The Swiss power looms the company weaves on are quite new. But still much hands on work and checking is required to retain the high standard of quality the company demands of their cloth. The women in quality control handle and inspect every yard of fabric after it comes off the looms. If an error is found, they may have to hand needle in yarn to fix the problem for up to a 40 yard length. The finishing of the cloth is jobbed out to another company. Locharron has their own inhouse design team. The head designers spend half their time in New York and Japan. When I asked the guide how Lochcarron has survived when most other mills have closed, he answered simply “quality. When companies buy from us, they know what they are getting.” In the photo you see Brad Bonar, hefting a finished roll of fashion fabric.

New Lanark World Heritage Site is the site of a former mill where cotton was spun. Today, in one of the restored mill buildings, there is a small production of wool yarn being spun on a large spinning mule for the sake of education and for profit.

The community was built below three falls on the River Clyde in the late 1700’s by a Mr Dale. The mill ran on power generated by the falls. Today New Lanark still produces hydropower that runs the community, with enough left over to sell back to the power grid. The mill was purchased and run by Robert Owen from 1800-1825. He was a social reformer and forward thinker far ahead of his time. He ideas were not popular with other mill owners. But his efforts gave him the title Father of trade unionist movement in Scotland. He banned children from under age 10 from working in the mill. He started the first nursery school in the UK. Children from ages 2-9 went to school while their parents and siblings worked in the mill. Once children reached age 10, they worked in the mill and then attended classes at night. Mr Owen treated his own 7 children no differently than he treated the children of the mill workers.

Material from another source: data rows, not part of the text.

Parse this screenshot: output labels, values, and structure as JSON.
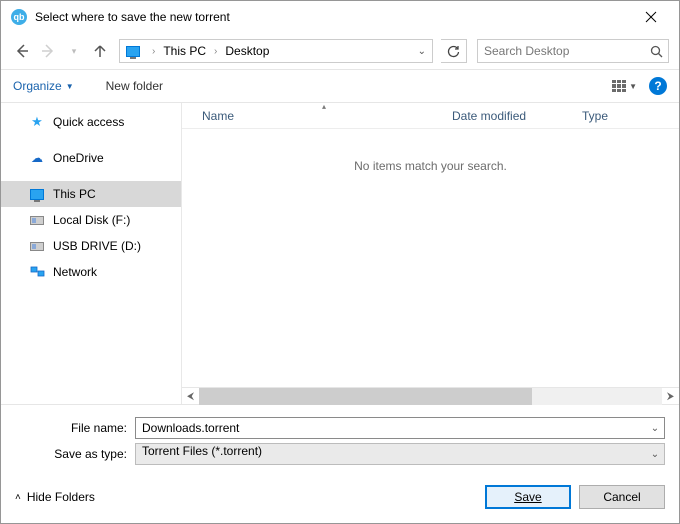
{
  "window": {
    "title": "Select where to save the new torrent",
    "app_badge": "qb"
  },
  "nav": {
    "breadcrumb": {
      "root_chevron": "›",
      "items": [
        "This PC",
        "Desktop"
      ]
    },
    "search": {
      "placeholder": "Search Desktop"
    }
  },
  "toolbar": {
    "organize": "Organize",
    "new_folder": "New folder"
  },
  "sidebar": {
    "items": [
      {
        "label": "Quick access",
        "icon": "star"
      },
      {
        "label": "OneDrive",
        "icon": "cloud"
      },
      {
        "label": "This PC",
        "icon": "monitor",
        "selected": true
      },
      {
        "label": "Local Disk (F:)",
        "icon": "disk"
      },
      {
        "label": "USB DRIVE (D:)",
        "icon": "disk"
      },
      {
        "label": "Network",
        "icon": "network"
      }
    ]
  },
  "columns": {
    "name": "Name",
    "date": "Date modified",
    "type": "Type"
  },
  "empty_message": "No items match your search.",
  "form": {
    "filename_label": "File name:",
    "filename_value": "Downloads.torrent",
    "saveas_label": "Save as type:",
    "saveas_value": "Torrent Files (*.torrent)"
  },
  "footer": {
    "hide_folders": "Hide Folders",
    "save": "Save",
    "cancel": "Cancel"
  }
}
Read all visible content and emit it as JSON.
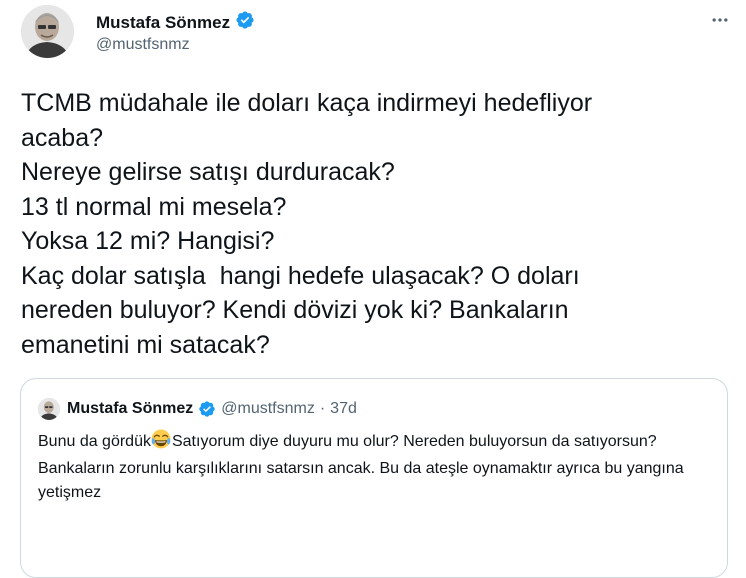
{
  "author": {
    "name": "Mustafa Sönmez",
    "handle": "@mustfsnmz",
    "verified": true
  },
  "tweet": {
    "text": "TCMB müdahale ile doları kaça indirmeyi hedefliyor\nacaba?\nNereye gelirse satışı durduracak?\n13 tl normal mi mesela?\nYoksa 12 mi? Hangisi?\nKaç dolar satışla  hangi hedefe ulaşacak? O doları\nnereden buluyor? Kendi dövizi yok ki? Bankaların\nemanetini mi satacak?"
  },
  "quoted": {
    "name": "Mustafa Sönmez",
    "handle": "@mustfsnmz",
    "separator": "·",
    "time": "37d",
    "text_before_emoji": "Bunu da gördük",
    "emoji_icon": "face-with-tears-of-joy-icon",
    "text_after_emoji": "Satıyorum diye duyuru mu olur? Nereden buluyorsun da satıyorsun? Bankaların zorunlu karşılıklarını satarsın ancak. Bu da ateşle oynamaktır ayrıca bu yangına yetişmez"
  },
  "colors": {
    "text": "#0f1419",
    "secondary": "#536471",
    "verified": "#1d9bf0",
    "border": "#cfd9de"
  }
}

The school was built by money generated from the company store which was run as a cooperative. New Lanark was the first cooperative that lead to the foundation of The Co-op, a grocery store still thriving around the country today. In school not only were reading, writing, and arithmetic taught, but the children studied dancing, music, and nature studies.

The workers lived in buildings just across from the mill. A family of 10 may share one room, but they were warm, well fed, and had healthcare provided by the mill doctor. The work day started at 6 a.m with a breakfast break at 9 a.m. and lunch break in the middle of the afternoon. The work day ended at 7pm. The mill ran 6 days a week and was closed on Sunday. The mill operated until the middle of the 20th century until it could not operate profitably. The mill buildings sat empty and fell into disrepair from the elements and vandalism. A foundation saw the value in restoring the site and started the vast restoration of the mill in the 1970’s. The restoration still continues today. In the past year a new roof garden has been added on top of one of the mill buildings.

The site is a glorious example of public and private cooperation to preserve an important part of Scottish history and to educate generations to come. Today 150 people live on the site. Many visitors may only take the Millenium Ride. But I encourage you to view the movie, The Annie McLeod Story, in the school building, visit Robert Owen’s house, spend time looking through the exhibits in Mill buildings 1&2 and the housing block and take a hike up to the top falls.

This time of year, there is a 24 hour peregrine falcon watch along the trail where a falcon is nesting. Telescopes are set up so you can view the nest. This year we stayed at the mill hotel. It was soothing to fall asleep to the sound of the River Clyde rushing by. I was very struck by this place on my first visit 11 years ago and each visit deepens that impression. I think it is the most tasteful and educational tourist site in Scotland.